The Painter’s Girl by Helen Fripp
The Painter's Girl: Absolutely heartbreaking historical romance set in Paris by Helen Fripp
‘I want to paint you,’ he whispers. In his high-ceilinged studio filled with golden light she takes in the canvases propped against every wall, the paints like jewels. She thinks of the pictures she longs to paint, of her lost little girl playing in sunlit gardens. Will she ever see her daughter again?
Paris, 1860s. For Mimi Bisset, survival is everything on the cobbled streets of the Paris slums. She tries to forget the pain of losing her daughter Colette: born out of wedlock and forcibly given away to a rich family. But Mimi’s world turns upside down after a chance encounter with handsome artist Édouard Manet. Boldly posing for portraits on Manet’s chaise longue, Mimi feels a wild freedom – and as Manet teaches her how to layer the vivid paints on canvas herself, a passion grows between them that breaks all the rules…
At Manet’s side, Mimi is caught up in his world. They dance all night at Paris’s new can-can clubs and drink absinthe at masked balls. But one day, strolling by the Seine on her lover’s arm, Mimi catches a glimpse of familiar green eyes… it’s Colette, with a family who Manet knew all along.

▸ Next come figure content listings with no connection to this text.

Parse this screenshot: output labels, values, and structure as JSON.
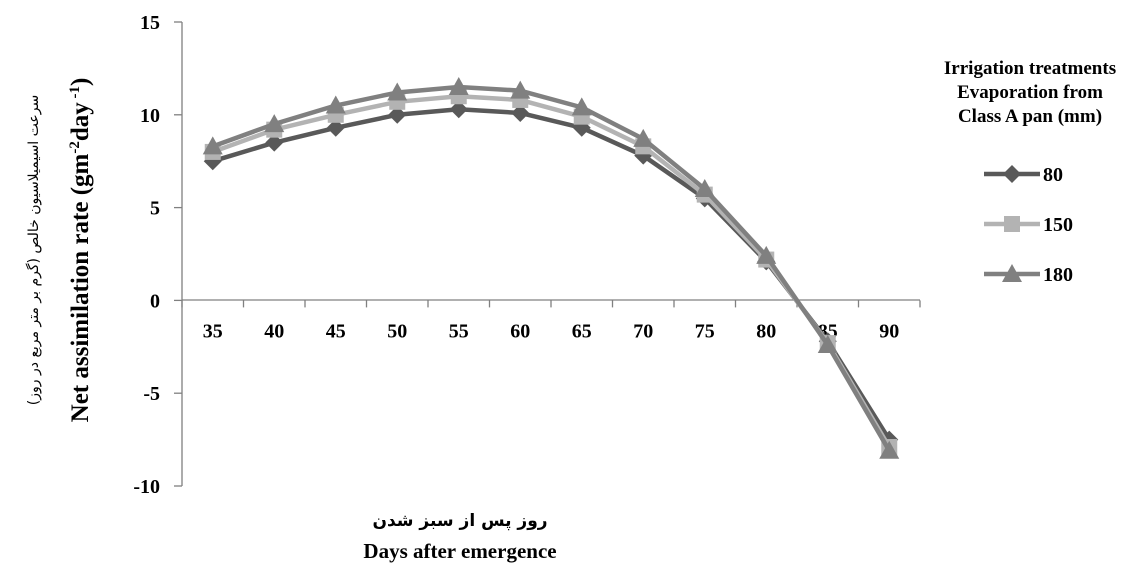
{
  "chart_data": {
    "type": "line",
    "categories": [
      "35",
      "40",
      "45",
      "50",
      "55",
      "60",
      "65",
      "70",
      "75",
      "80",
      "85",
      "90"
    ],
    "x": [
      35,
      40,
      45,
      50,
      55,
      60,
      65,
      70,
      75,
      80,
      85,
      90
    ],
    "series": [
      {
        "name": "80",
        "color": "#595959",
        "marker": "diamond",
        "values": [
          7.5,
          8.5,
          9.3,
          10.0,
          10.3,
          10.1,
          9.3,
          7.8,
          5.5,
          2.1,
          -2.2,
          -7.5
        ]
      },
      {
        "name": "150",
        "color": "#b3b3b3",
        "marker": "square",
        "values": [
          8.0,
          9.2,
          10.0,
          10.7,
          11.0,
          10.8,
          9.9,
          8.3,
          5.7,
          2.2,
          -2.3,
          -7.9
        ]
      },
      {
        "name": "180",
        "color": "#808080",
        "marker": "triangle",
        "values": [
          8.3,
          9.5,
          10.5,
          11.2,
          11.5,
          11.3,
          10.4,
          8.7,
          6.0,
          2.4,
          -2.4,
          -8.1
        ]
      }
    ],
    "ylim": [
      -10,
      15
    ],
    "yticks": [
      "15",
      "10",
      "5",
      "0",
      "-5",
      "-10"
    ],
    "ylabel": "Net assimilation rate (gm",
    "ylabel_sup1": "-2",
    "ylabel_mid": "day",
    "ylabel_sup2": " -1",
    "ylabel_end": ")",
    "ylabel_fa": "سرعت اسیمیلاسیون خالص (گرم بر متر مربع در روز)",
    "xlabel": "Days after emergence",
    "xlabel_fa": "روز پس از سبز شدن",
    "legend_title": [
      "Irrigation treatments",
      "Evaporation from",
      "Class A pan (mm)"
    ],
    "legend_position": "right",
    "grid": false
  }
}
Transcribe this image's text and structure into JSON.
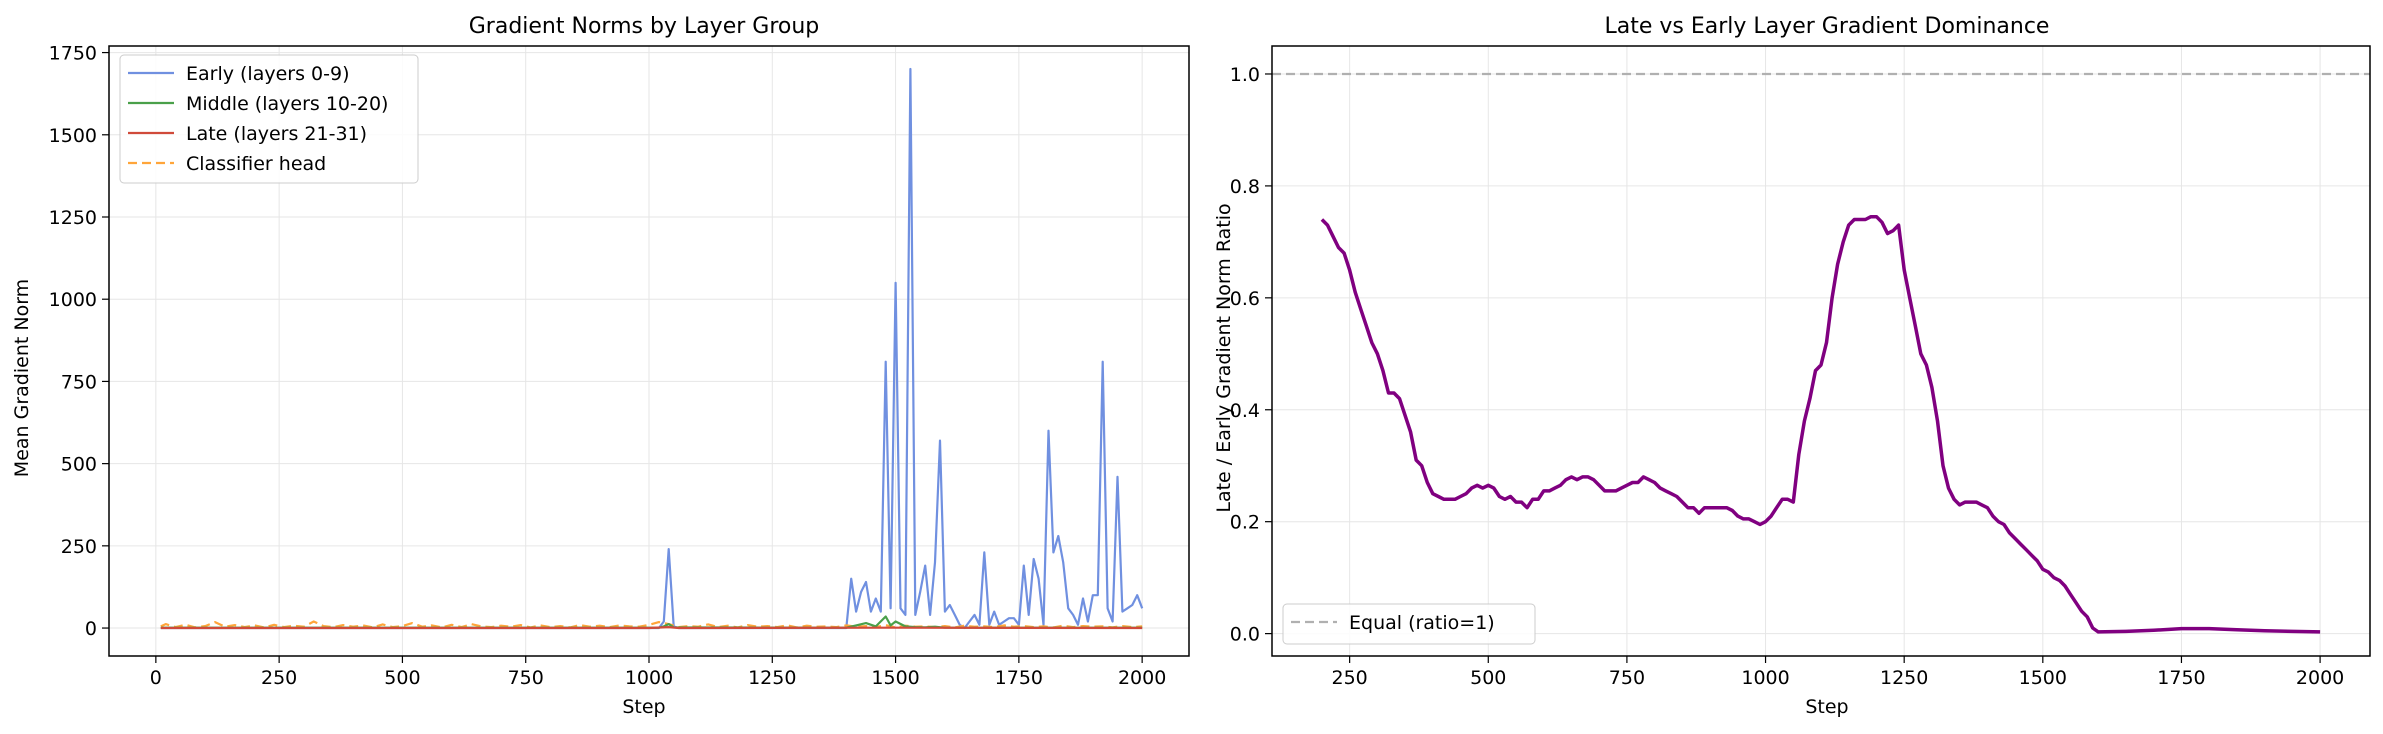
{
  "chart_data": [
    {
      "type": "line",
      "title": "Gradient Norms by Layer Group",
      "xlabel": "Step",
      "ylabel": "Mean Gradient Norm",
      "xlim": [
        -95,
        2095
      ],
      "ylim": [
        -85,
        1770
      ],
      "xticks": [
        0,
        250,
        500,
        750,
        1000,
        1250,
        1500,
        1750,
        2000
      ],
      "yticks": [
        0,
        250,
        500,
        750,
        1000,
        1250,
        1500,
        1750
      ],
      "grid": true,
      "legend_position": "top-left",
      "series": [
        {
          "name": "Early (layers 0-9)",
          "color": "#7090e0",
          "dash": "solid",
          "x": [
            10,
            1020,
            1030,
            1040,
            1050,
            1060,
            1400,
            1410,
            1420,
            1430,
            1440,
            1450,
            1460,
            1470,
            1480,
            1490,
            1500,
            1510,
            1520,
            1530,
            1540,
            1550,
            1560,
            1570,
            1580,
            1590,
            1600,
            1610,
            1620,
            1630,
            1640,
            1650,
            1660,
            1670,
            1680,
            1690,
            1700,
            1710,
            1720,
            1730,
            1740,
            1750,
            1760,
            1770,
            1780,
            1790,
            1800,
            1810,
            1820,
            1830,
            1840,
            1850,
            1860,
            1870,
            1880,
            1890,
            1900,
            1910,
            1920,
            1930,
            1940,
            1950,
            1960,
            1970,
            1980,
            1990,
            2000
          ],
          "y": [
            0,
            0,
            20,
            240,
            5,
            0,
            0,
            150,
            50,
            110,
            140,
            50,
            90,
            50,
            810,
            60,
            1050,
            60,
            40,
            1700,
            40,
            110,
            190,
            40,
            200,
            570,
            50,
            70,
            40,
            10,
            0,
            20,
            40,
            10,
            230,
            10,
            50,
            10,
            20,
            30,
            30,
            10,
            190,
            40,
            210,
            150,
            10,
            600,
            230,
            280,
            200,
            60,
            40,
            10,
            90,
            20,
            100,
            100,
            810,
            60,
            20,
            460,
            50,
            60,
            70,
            100,
            60
          ]
        },
        {
          "name": "Middle (layers 10-20)",
          "color": "#4aa04a",
          "dash": "solid",
          "x": [
            10,
            1020,
            1030,
            1040,
            1050,
            1400,
            1420,
            1440,
            1460,
            1480,
            1490,
            1500,
            1520,
            1540,
            1560,
            1580,
            1600,
            2000
          ],
          "y": [
            1,
            1,
            5,
            12,
            2,
            1,
            8,
            15,
            5,
            35,
            8,
            20,
            5,
            3,
            2,
            4,
            1,
            1
          ]
        },
        {
          "name": "Late (layers 21-31)",
          "color": "#d04a3a",
          "dash": "solid",
          "x": [
            10,
            1000,
            1040,
            1060,
            1500,
            2000
          ],
          "y": [
            0,
            0,
            3,
            0,
            1,
            0
          ]
        },
        {
          "name": "Classifier head",
          "color": "#ffa53a",
          "dash": "dashed",
          "x": [
            10,
            20,
            40,
            60,
            80,
            100,
            120,
            140,
            160,
            180,
            200,
            220,
            240,
            260,
            280,
            300,
            320,
            340,
            360,
            380,
            400,
            420,
            440,
            460,
            480,
            500,
            520,
            540,
            560,
            580,
            600,
            620,
            640,
            660,
            680,
            700,
            720,
            740,
            760,
            780,
            800,
            820,
            840,
            860,
            880,
            900,
            920,
            940,
            960,
            980,
            1000,
            1020,
            1040,
            1060,
            1080,
            1100,
            1120,
            1140,
            1160,
            1180,
            1200,
            1220,
            1240,
            1260,
            1280,
            1300,
            1320,
            1340,
            1360,
            1380,
            1400,
            1420,
            1440,
            1460,
            1480,
            1500,
            1520,
            1540,
            1560,
            1580,
            1600,
            1620,
            1640,
            1660,
            1680,
            1700,
            1720,
            1740,
            1760,
            1780,
            1800,
            1820,
            1840,
            1860,
            1880,
            1900,
            1920,
            1940,
            1960,
            1980,
            2000
          ],
          "y": [
            5,
            12,
            3,
            10,
            2,
            6,
            18,
            4,
            9,
            3,
            8,
            2,
            10,
            3,
            7,
            4,
            20,
            6,
            3,
            9,
            4,
            8,
            2,
            11,
            3,
            6,
            15,
            4,
            8,
            2,
            10,
            3,
            12,
            5,
            3,
            7,
            4,
            9,
            2,
            8,
            3,
            6,
            2,
            9,
            4,
            7,
            3,
            8,
            5,
            4,
            10,
            18,
            12,
            3,
            6,
            4,
            11,
            3,
            7,
            2,
            9,
            4,
            6,
            3,
            8,
            2,
            7,
            4,
            5,
            3,
            8,
            4,
            6,
            3,
            9,
            2,
            7,
            4,
            5,
            3,
            6,
            2,
            7,
            4,
            5,
            3,
            8,
            4,
            6,
            3,
            5,
            2,
            7,
            3,
            6,
            4,
            5,
            2,
            6,
            3,
            5
          ]
        }
      ]
    },
    {
      "type": "line",
      "title": "Late vs Early Layer Gradient Dominance",
      "xlabel": "Step",
      "ylabel": "Late / Early Gradient Norm Ratio",
      "xlim": [
        110,
        2090
      ],
      "ylim": [
        -0.04,
        1.05
      ],
      "xticks": [
        250,
        500,
        750,
        1000,
        1250,
        1500,
        1750,
        2000
      ],
      "yticks": [
        0.0,
        0.2,
        0.4,
        0.6,
        0.8,
        1.0
      ],
      "ytick_labels": [
        "0.0",
        "0.2",
        "0.4",
        "0.6",
        "0.8",
        "1.0"
      ],
      "grid": true,
      "legend_position": "bottom-left",
      "series": [
        {
          "name": "",
          "color": "#800080",
          "dash": "solid",
          "x": [
            200,
            210,
            220,
            230,
            240,
            250,
            260,
            270,
            280,
            290,
            300,
            310,
            320,
            330,
            340,
            350,
            360,
            370,
            380,
            390,
            400,
            410,
            420,
            430,
            440,
            450,
            460,
            470,
            480,
            490,
            500,
            510,
            520,
            530,
            540,
            550,
            560,
            570,
            580,
            590,
            600,
            610,
            620,
            630,
            640,
            650,
            660,
            670,
            680,
            690,
            700,
            710,
            720,
            730,
            740,
            750,
            760,
            770,
            780,
            790,
            800,
            810,
            820,
            830,
            840,
            850,
            860,
            870,
            880,
            890,
            900,
            910,
            920,
            930,
            940,
            950,
            960,
            970,
            980,
            990,
            1000,
            1010,
            1020,
            1030,
            1040,
            1050,
            1060,
            1070,
            1080,
            1090,
            1100,
            1110,
            1120,
            1130,
            1140,
            1150,
            1160,
            1170,
            1180,
            1190,
            1200,
            1210,
            1220,
            1230,
            1240,
            1250,
            1260,
            1270,
            1280,
            1290,
            1300,
            1310,
            1320,
            1330,
            1340,
            1350,
            1360,
            1370,
            1380,
            1390,
            1400,
            1410,
            1420,
            1430,
            1440,
            1450,
            1460,
            1470,
            1480,
            1490,
            1500,
            1510,
            1520,
            1530,
            1540,
            1550,
            1560,
            1570,
            1580,
            1590,
            1600,
            1650,
            1700,
            1750,
            1800,
            1850,
            1900,
            1950,
            2000
          ],
          "y": [
            0.74,
            0.73,
            0.71,
            0.69,
            0.68,
            0.65,
            0.61,
            0.58,
            0.55,
            0.52,
            0.5,
            0.47,
            0.43,
            0.43,
            0.42,
            0.39,
            0.36,
            0.31,
            0.3,
            0.27,
            0.25,
            0.245,
            0.24,
            0.24,
            0.24,
            0.245,
            0.25,
            0.26,
            0.265,
            0.26,
            0.265,
            0.26,
            0.245,
            0.24,
            0.245,
            0.235,
            0.235,
            0.225,
            0.24,
            0.24,
            0.255,
            0.255,
            0.26,
            0.265,
            0.275,
            0.28,
            0.275,
            0.28,
            0.28,
            0.275,
            0.265,
            0.255,
            0.255,
            0.255,
            0.26,
            0.265,
            0.27,
            0.27,
            0.28,
            0.275,
            0.27,
            0.26,
            0.255,
            0.25,
            0.245,
            0.235,
            0.225,
            0.225,
            0.215,
            0.225,
            0.225,
            0.225,
            0.225,
            0.225,
            0.22,
            0.21,
            0.205,
            0.205,
            0.2,
            0.195,
            0.2,
            0.21,
            0.225,
            0.24,
            0.24,
            0.235,
            0.32,
            0.38,
            0.42,
            0.47,
            0.48,
            0.52,
            0.6,
            0.66,
            0.7,
            0.73,
            0.74,
            0.74,
            0.74,
            0.745,
            0.745,
            0.735,
            0.715,
            0.72,
            0.73,
            0.65,
            0.6,
            0.55,
            0.5,
            0.48,
            0.44,
            0.38,
            0.3,
            0.26,
            0.24,
            0.23,
            0.235,
            0.235,
            0.235,
            0.23,
            0.225,
            0.21,
            0.2,
            0.195,
            0.18,
            0.17,
            0.16,
            0.15,
            0.14,
            0.13,
            0.115,
            0.11,
            0.1,
            0.095,
            0.085,
            0.07,
            0.055,
            0.04,
            0.03,
            0.01,
            0.003,
            0.004,
            0.006,
            0.009,
            0.009,
            0.007,
            0.005,
            0.004,
            0.003
          ]
        },
        {
          "name": "Equal (ratio=1)",
          "color": "#b0b0b0",
          "dash": "dashed",
          "x": [
            110,
            2090
          ],
          "y": [
            1.0,
            1.0
          ]
        }
      ]
    }
  ]
}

Although she’s reeling that the man she loved kept such a secret from her, Mimi is filled with hope she’ll finally get her daughter back. But when a terrible rumour begins to circulate about Mimi, the only place she has to go is back to the slums. Destitute, hungry and alone, can Mimi clear her name? Or will her heart shatter all over again when she loses her daughter for a second, final time?
A completely gripping and heartbreaking read that will whisk you away to 19th-century Paris. Perfect for anyone who loves Marie Benedict, Chocolat and Dinah Jefferies.
What struck me most in this book was the colour, movement and vibrancy of 19th century Paris that the author has created. The slums of Montmartre with ragpicker children and steamy laundries, contrast with the sparkle and spectacle of the circus and the hazy absinthe world of the artists. It all came alive through Mimi, a young woman who gives life everything she has got, which is nothing in terms of wealth or status, but everything in terms of steely determination to succeed. She wasn’t afraid to push the boundaries – her own and those imposed on her by society, and I couldn’t help but be drawn into her life and want her to achieve her dreams, despite the social inequalities of the time.
Her friendship with Edouard Manet was as destructive as it was inspiring for them both. There was passion, but nothing could take away the sadness that drove Mimi, the desperation to succeed in order to get her daughter Colette back, and the impossibility of what she was asking of herself.
I know it’s fiction, but I finished this book really believing I’d had a glimpse into Paris of the Impressionists and felt a kinship with the Batignolles group that included Monet, Degas and Renoir, just as their day was dawning. I even found myself googling some of the works of art that made an appearance in the book and if I could, I’d be in Paris knocking on the door of the Musée d’Orsay, ready to feast my eyes on the real things.
This is a book for the dreamers, a reminder to never let that fire within you go out. There was passion, love and life in abundance, and like a great work of art, there was always some little detail on the pages to catch my eye.
|The Painter's Girl by Helen Fripp|
I love delving into the past and uncovering new stories, and in my writing, the tiniest historical detail can spark an idea for a whole chapter. My female characters rail against the social constraints to which they are subject and often achieve great success, but they are of course flawed and human, like the rest of us. It’s the motivations, flaws, loves and every-day lives of my characters that I love to bring life, against sweeping historical backdrops - and I will find any excuse to take off and research a captivating location or person for my next story.
I spent a lot of time in France as a child, have lived in Paris and spent a year with my family in a fishing village in South West France, so that’s where my books have ended up being set so far. Who knows where next!